WeChat groups and message threads are under constant monitoring. Posts questioning the zero-Covid approach have been quickly deleted, including by leading Chinese health experts like Dr. Zhong Nanshan. Video footage is soon censored and protests and investigations are quickly made to disappear.

Where this has not worked, officials have exposed banners with warnings and outright threats like “watch your own mouth or face punishment”, while drones have been patrolling the city skies. Yet, if anything, this has led to further tensions and unspoken confrontation with Shanghai’s educated and affluent middle class.

Creative Online Solutions Harnessing Civic Energy

Announcements by Chinese social media that they would be publishing the IP addresses of users who “spread rumors” have not helped either. Tech industry research has shown that much of Asia’s tech-savvy population has a habit of using mobile proxies and other privacy tools, quickly finding workarounds to browse the internet freely and talk to the world about the hottest topics.

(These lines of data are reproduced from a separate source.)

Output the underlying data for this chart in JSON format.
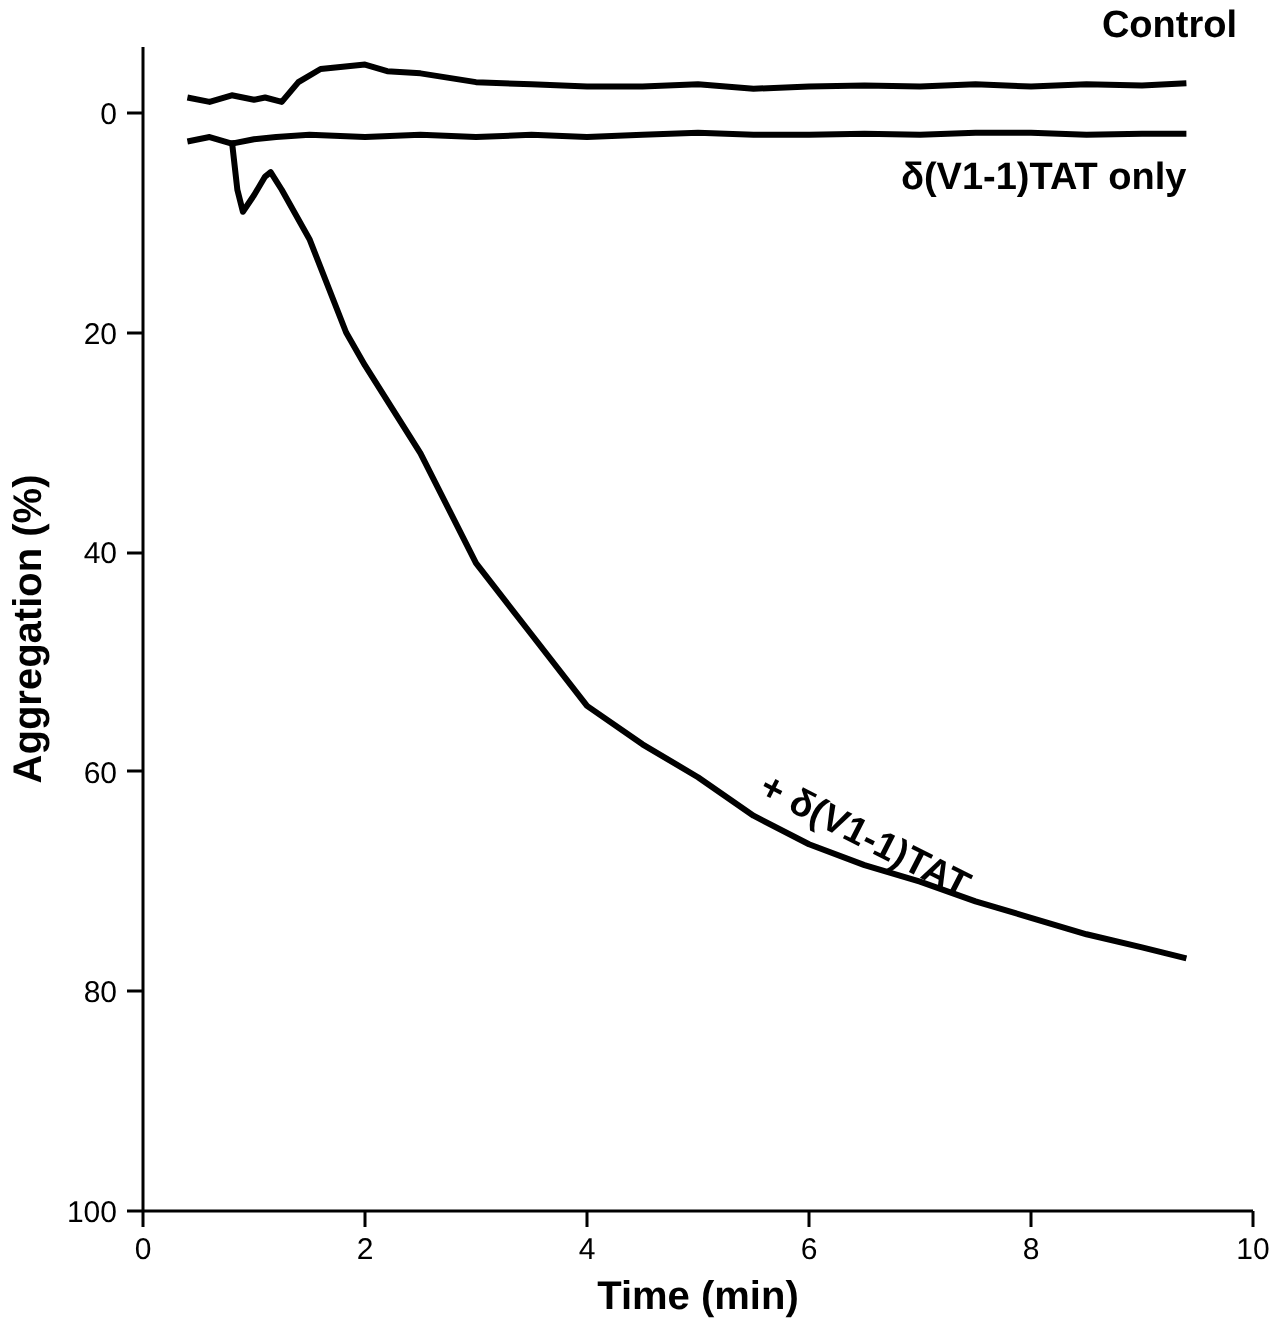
{
  "chart_data": {
    "type": "line",
    "xlabel": "Time (min)",
    "ylabel": "Aggregation (%)",
    "xlim": [
      0,
      10
    ],
    "ylim": [
      100,
      -6
    ],
    "xticks": [
      0,
      2,
      4,
      6,
      8,
      10
    ],
    "yticks": [
      0,
      20,
      40,
      60,
      80,
      100
    ],
    "grid": false,
    "series": [
      {
        "name": "Control",
        "color": "#000000",
        "x": [
          0.4,
          0.6,
          0.8,
          1.0,
          1.1,
          1.25,
          1.4,
          1.6,
          1.8,
          2.0,
          2.2,
          2.5,
          3.0,
          3.5,
          4.0,
          4.5,
          5.0,
          5.5,
          6.0,
          6.5,
          7.0,
          7.5,
          8.0,
          8.5,
          9.0,
          9.4
        ],
        "values": [
          -1.4,
          -1.0,
          -1.6,
          -1.2,
          -1.4,
          -1.0,
          -2.8,
          -4.0,
          -4.2,
          -4.4,
          -3.8,
          -3.6,
          -2.8,
          -2.6,
          -2.4,
          -2.4,
          -2.6,
          -2.2,
          -2.4,
          -2.5,
          -2.4,
          -2.6,
          -2.4,
          -2.6,
          -2.5,
          -2.7
        ]
      },
      {
        "name": "δ(V1-1)TAT only",
        "color": "#000000",
        "x": [
          0.4,
          0.6,
          0.8,
          1.0,
          1.2,
          1.5,
          2.0,
          2.5,
          3.0,
          3.5,
          4.0,
          4.5,
          5.0,
          5.5,
          6.0,
          6.5,
          7.0,
          7.5,
          8.0,
          8.5,
          9.0,
          9.4
        ],
        "values": [
          2.6,
          2.2,
          2.8,
          2.4,
          2.2,
          2.0,
          2.2,
          2.0,
          2.2,
          2.0,
          2.2,
          2.0,
          1.8,
          2.0,
          2.0,
          1.9,
          2.0,
          1.8,
          1.8,
          2.0,
          1.9,
          1.9
        ]
      },
      {
        "name": "+ δ(V1-1)TAT",
        "color": "#000000",
        "x": [
          0.8,
          0.85,
          0.9,
          1.0,
          1.1,
          1.15,
          1.25,
          1.5,
          1.83,
          2.0,
          2.5,
          3.0,
          3.5,
          4.0,
          4.5,
          5.0,
          5.5,
          6.0,
          6.5,
          7.0,
          7.5,
          8.0,
          8.5,
          9.0,
          9.4
        ],
        "values": [
          2.5,
          7.0,
          9.0,
          7.5,
          5.8,
          5.4,
          7.0,
          11.5,
          20.0,
          23.0,
          31.0,
          41.0,
          47.5,
          54.0,
          57.5,
          60.5,
          64.0,
          66.6,
          68.5,
          70.0,
          71.8,
          73.3,
          74.8,
          76.0,
          77.0
        ]
      }
    ]
  }
}
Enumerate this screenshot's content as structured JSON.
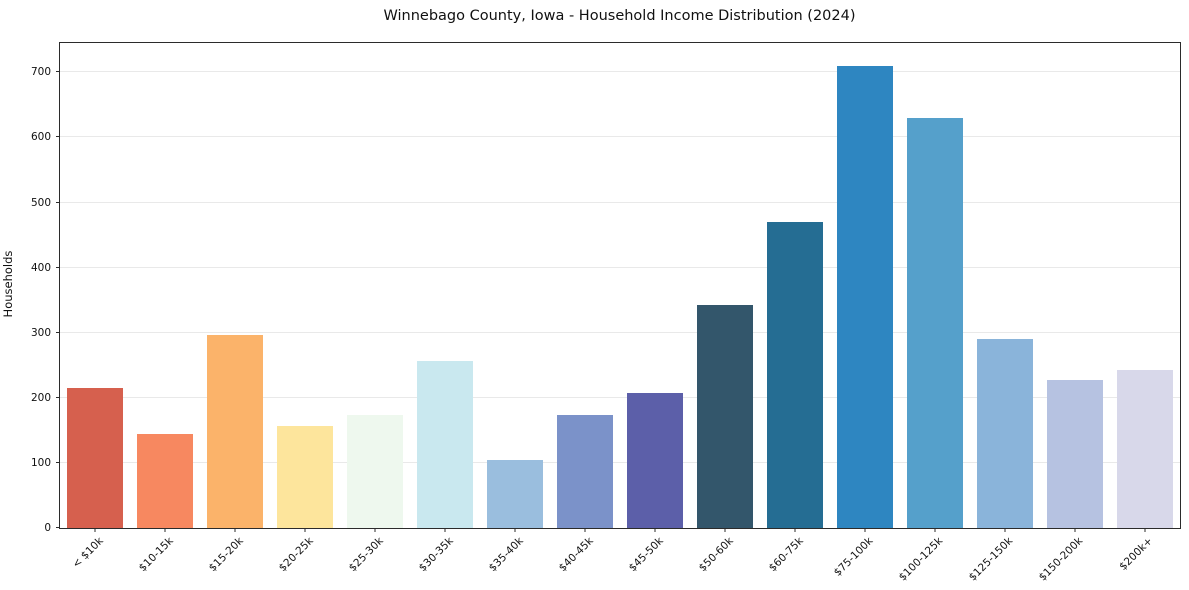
{
  "chart_data": {
    "type": "bar",
    "title": "Winnebago County, Iowa - Household Income Distribution (2024)",
    "xlabel": "",
    "ylabel": "Households",
    "categories": [
      "< $10k",
      "$10-15k",
      "$15-20k",
      "$20-25k",
      "$25-30k",
      "$30-35k",
      "$35-40k",
      "$40-45k",
      "$45-50k",
      "$50-60k",
      "$60-75k",
      "$75-100k",
      "$100-125k",
      "$125-150k",
      "$150-200k",
      "$200k+"
    ],
    "values": [
      215,
      145,
      296,
      157,
      174,
      257,
      104,
      174,
      207,
      342,
      470,
      710,
      630,
      290,
      227,
      243
    ],
    "bar_colors": [
      "#d6604e",
      "#f78860",
      "#fbb36a",
      "#fde59c",
      "#eef8ee",
      "#c9e8ef",
      "#9abede",
      "#7b92c9",
      "#5c5fa9",
      "#33566b",
      "#256d93",
      "#2e86c1",
      "#55a0cb",
      "#8ab4da",
      "#b6c2e1",
      "#d8d8ea"
    ],
    "ylim": [
      0,
      745
    ],
    "yticks": [
      0,
      100,
      200,
      300,
      400,
      500,
      600,
      700
    ],
    "grid": true,
    "legend": false,
    "bar_width_fraction": 0.8
  }
}
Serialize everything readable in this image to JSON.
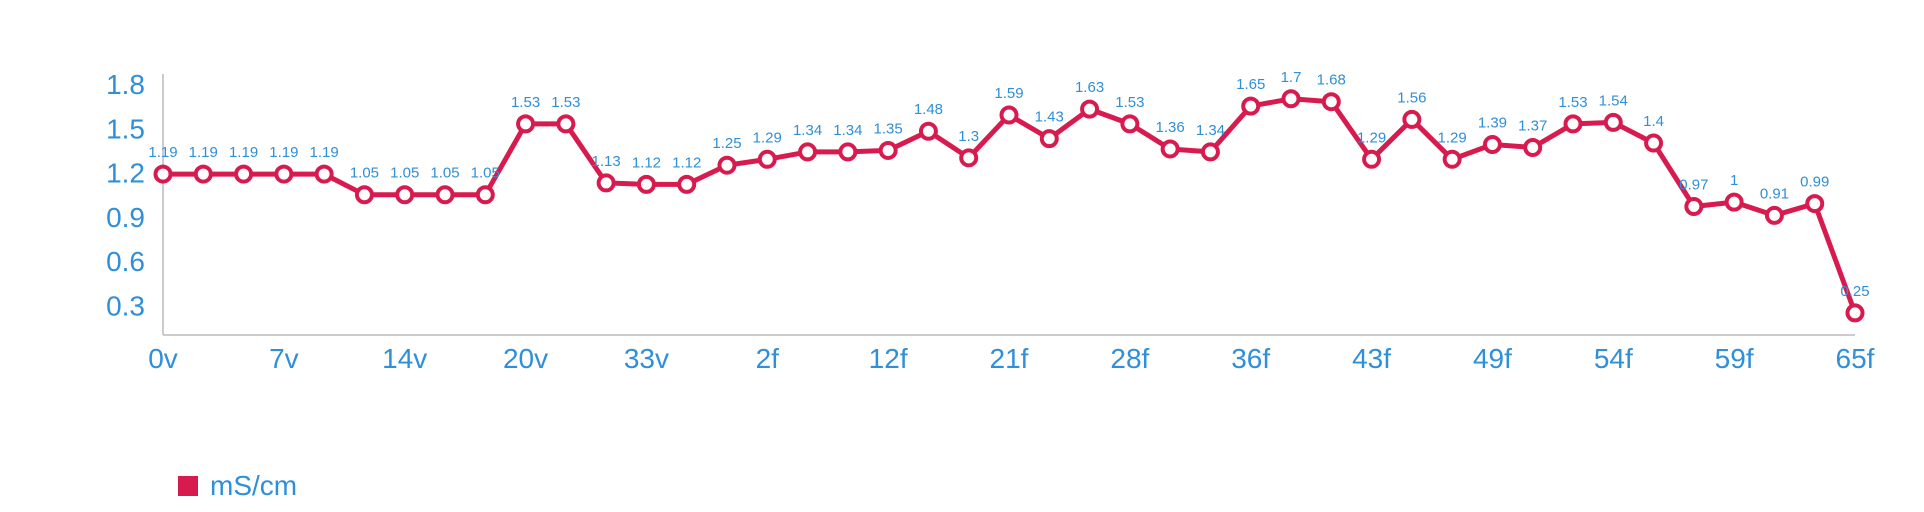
{
  "chart_data": {
    "type": "line",
    "categories": [
      "0v",
      "",
      "",
      "7v",
      "",
      "",
      "14v",
      "",
      "",
      "20v",
      "",
      "",
      "33v",
      "",
      "",
      "2f",
      "",
      "",
      "12f",
      "",
      "",
      "21f",
      "",
      "",
      "28f",
      "",
      "",
      "36f",
      "",
      "",
      "43f",
      "",
      "",
      "49f",
      "",
      "",
      "54f",
      "",
      "",
      "59f",
      "",
      "",
      "65f"
    ],
    "series": [
      {
        "name": "mS/cm",
        "values": [
          1.19,
          1.19,
          1.19,
          1.19,
          1.19,
          1.05,
          1.05,
          1.05,
          1.05,
          1.53,
          1.53,
          1.13,
          1.12,
          1.12,
          1.25,
          1.29,
          1.34,
          1.34,
          1.35,
          1.48,
          1.3,
          1.59,
          1.43,
          1.63,
          1.53,
          1.36,
          1.34,
          1.65,
          1.7,
          1.68,
          1.29,
          1.56,
          1.29,
          1.39,
          1.37,
          1.53,
          1.54,
          1.4,
          0.97,
          1,
          0.91,
          0.99,
          0.25
        ]
      }
    ],
    "yticks": [
      "1.8",
      "1.5",
      "1.2",
      "0.9",
      "0.6",
      "0.3"
    ],
    "ylim": [
      0.1,
      1.8
    ],
    "grid": false,
    "legend": "bottom-left",
    "colors": {
      "series": "#d81b4f",
      "text": "#2f8fd8",
      "axis": "#bbbbbb"
    }
  }
}
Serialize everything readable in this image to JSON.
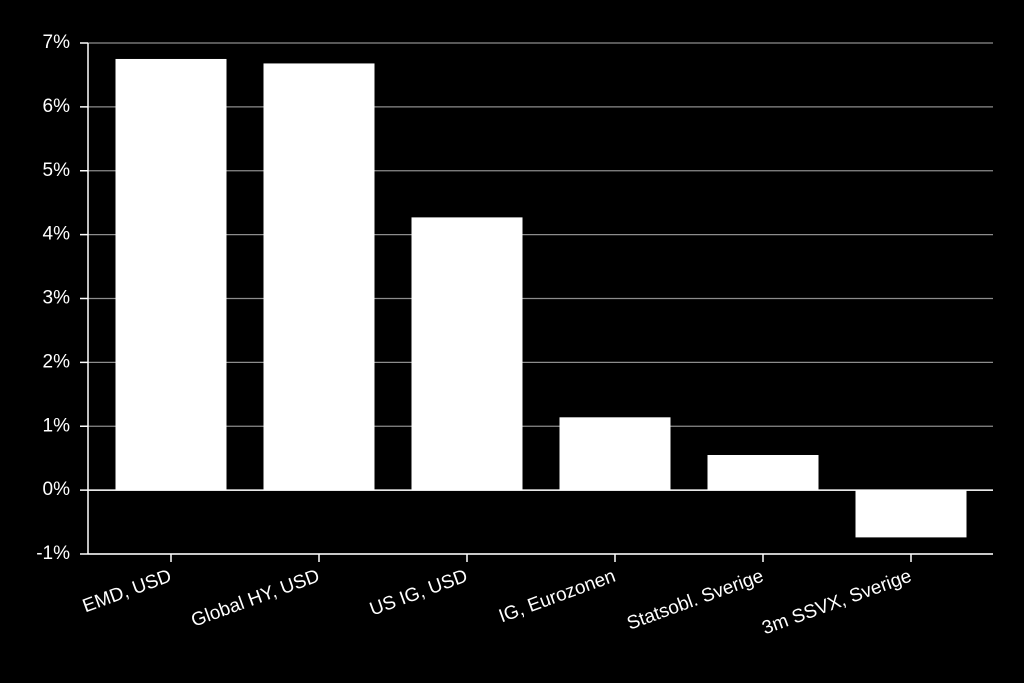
{
  "chart_data": {
    "type": "bar",
    "categories": [
      "EMD, USD",
      "Global HY, USD",
      "US IG, USD",
      "IG, Eurozonen",
      "Statsobl. Sverige",
      "3m SSVX, Sverige"
    ],
    "values": [
      6.75,
      6.68,
      4.27,
      1.14,
      0.55,
      -0.74
    ],
    "color": "#ffffff",
    "ylim": [
      -1,
      7
    ],
    "yticks": [
      {
        "value": -1,
        "label": "-1%"
      },
      {
        "value": 0,
        "label": "0%"
      },
      {
        "value": 1,
        "label": "1%"
      },
      {
        "value": 2,
        "label": "2%"
      },
      {
        "value": 3,
        "label": "3%"
      },
      {
        "value": 4,
        "label": "4%"
      },
      {
        "value": 5,
        "label": "5%"
      },
      {
        "value": 6,
        "label": "6%"
      },
      {
        "value": 7,
        "label": "7%"
      }
    ],
    "grid": true
  }
}
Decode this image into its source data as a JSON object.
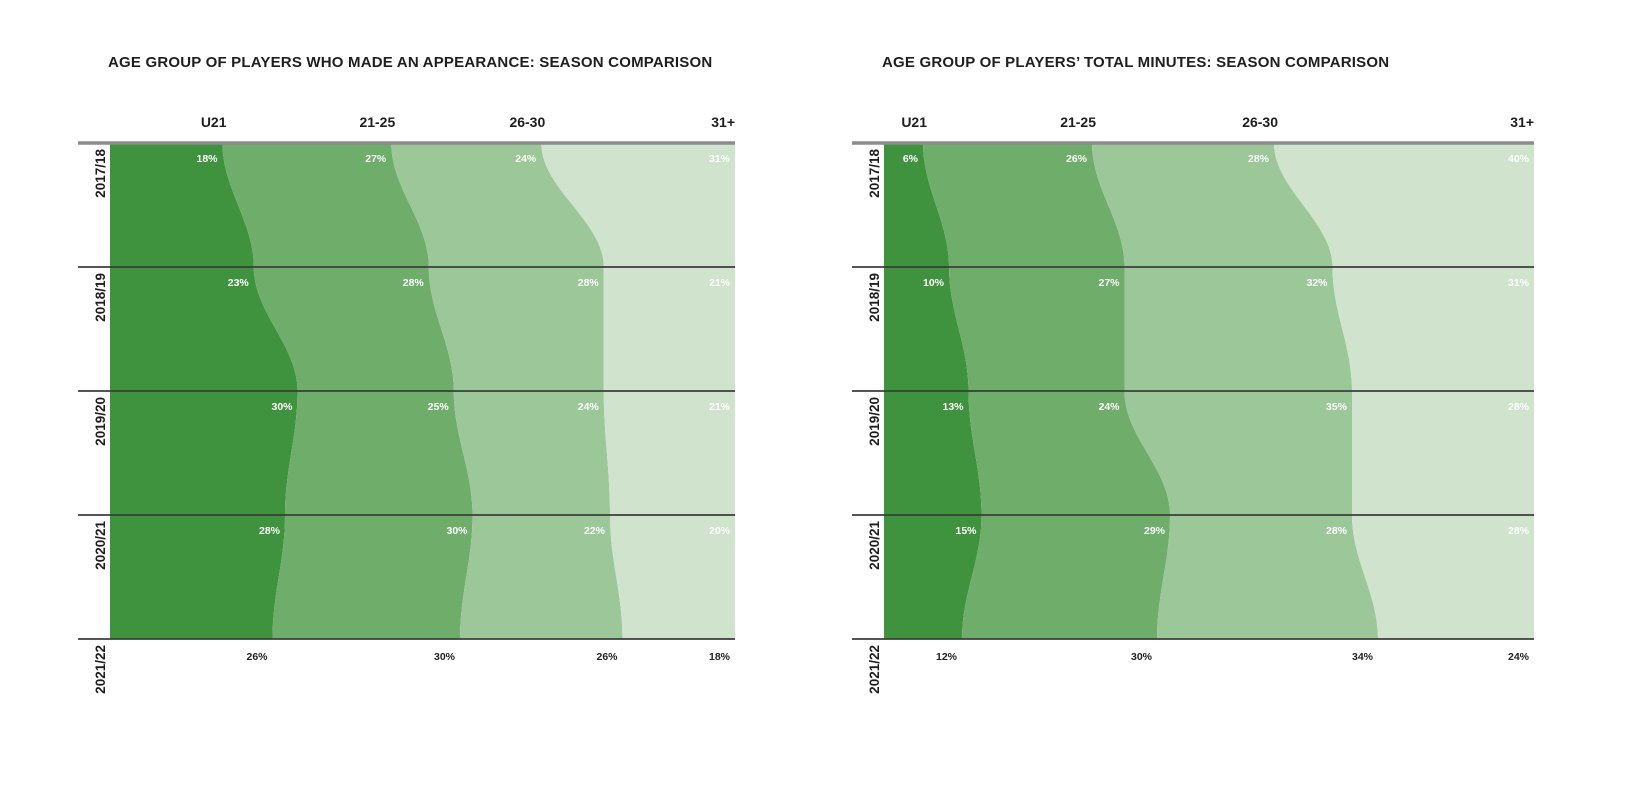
{
  "page": {
    "background": "#ffffff"
  },
  "palette": {
    "band_colors": [
      "#3f923e",
      "#6ead6a",
      "#9cc799",
      "#cfe3cd"
    ],
    "gridline_color": "#3d3d3d",
    "top_gridline_color": "#8c8c8c",
    "value_label_color": "#ffffff",
    "outside_label_color": "#222222",
    "text_color": "#1e1e1e"
  },
  "age_groups": [
    "U21",
    "21-25",
    "26-30",
    "31+"
  ],
  "seasons": [
    "2017/18",
    "2018/19",
    "2019/20",
    "2020/21",
    "2021/22"
  ],
  "chart_data": [
    {
      "type": "area",
      "title": "AGE GROUP OF PLAYERS WHO MADE AN APPEARANCE: SEASON COMPARISON",
      "subtitle": "",
      "orientation": "rows-top-to-bottom",
      "unit": "%",
      "grid": true,
      "legend_position": "column-headers-top",
      "categories": [
        "U21",
        "21-25",
        "26-30",
        "31+"
      ],
      "rows": [
        "2017/18",
        "2018/19",
        "2019/20",
        "2020/21",
        "2021/22"
      ],
      "series": [
        {
          "name": "U21",
          "values": [
            18,
            23,
            30,
            28,
            26
          ]
        },
        {
          "name": "21-25",
          "values": [
            27,
            28,
            25,
            30,
            30
          ]
        },
        {
          "name": "26-30",
          "values": [
            24,
            28,
            24,
            22,
            26
          ]
        },
        {
          "name": "31+",
          "values": [
            31,
            21,
            21,
            20,
            18
          ]
        }
      ],
      "row_totals": [
        100,
        100,
        100,
        100,
        100
      ],
      "value_labels_shown": true
    },
    {
      "type": "area",
      "title": "AGE GROUP OF PLAYERS’ TOTAL MINUTES: SEASON COMPARISON",
      "subtitle": "",
      "orientation": "rows-top-to-bottom",
      "unit": "%",
      "grid": true,
      "legend_position": "column-headers-top",
      "categories": [
        "U21",
        "21-25",
        "26-30",
        "31+"
      ],
      "rows": [
        "2017/18",
        "2018/19",
        "2019/20",
        "2020/21",
        "2021/22"
      ],
      "series": [
        {
          "name": "U21",
          "values": [
            6,
            10,
            13,
            15,
            12
          ]
        },
        {
          "name": "21-25",
          "values": [
            26,
            27,
            24,
            29,
            30
          ]
        },
        {
          "name": "26-30",
          "values": [
            28,
            32,
            35,
            28,
            34
          ]
        },
        {
          "name": "31+",
          "values": [
            40,
            31,
            28,
            28,
            24
          ]
        }
      ],
      "row_totals": [
        100,
        100,
        100,
        100,
        100
      ],
      "value_labels_shown": true
    }
  ]
}
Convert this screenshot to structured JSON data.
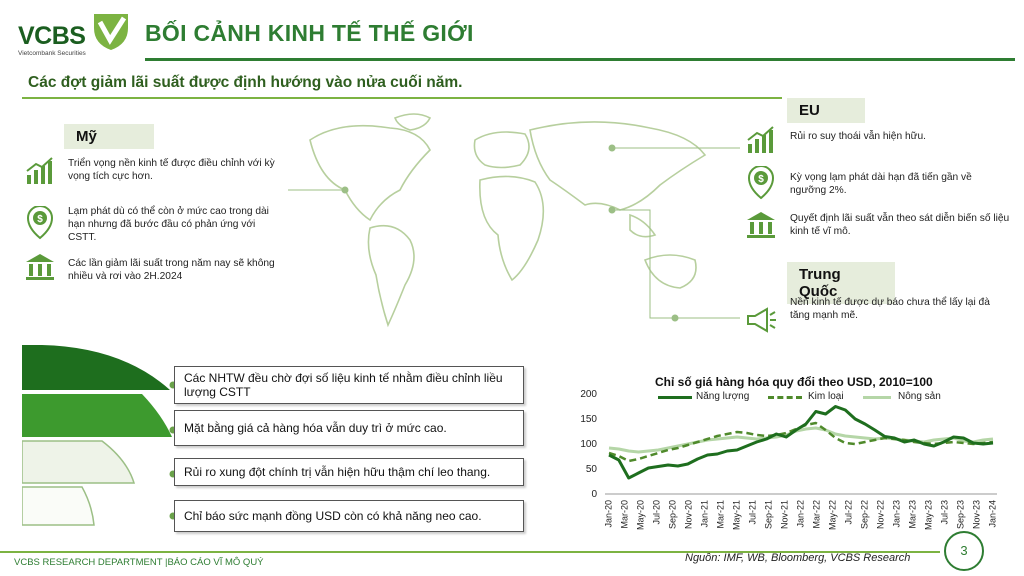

The sheer volume of forbidden posts is already a challenge for the very censorship system, experts explain. Unable to track all trending hashtags, state workers overlook topics that speak about the US, Ukraine or other popular news. Linking human rights elsewhere to their situation, Chinese online dissidents establish their informal channels and “hijack” the conversation to share personal or publicly relevant information about the Covid suppression in their town.

Sarcastic and satirical posts still dominate. Others hope to evade the censors by replacing words from famous poems or the national anthem. One thing is certain – social media, when harnessed with the right creativity, has proven its ability to mount pressure on the government in even some of the most strictly controlled tech environments like China.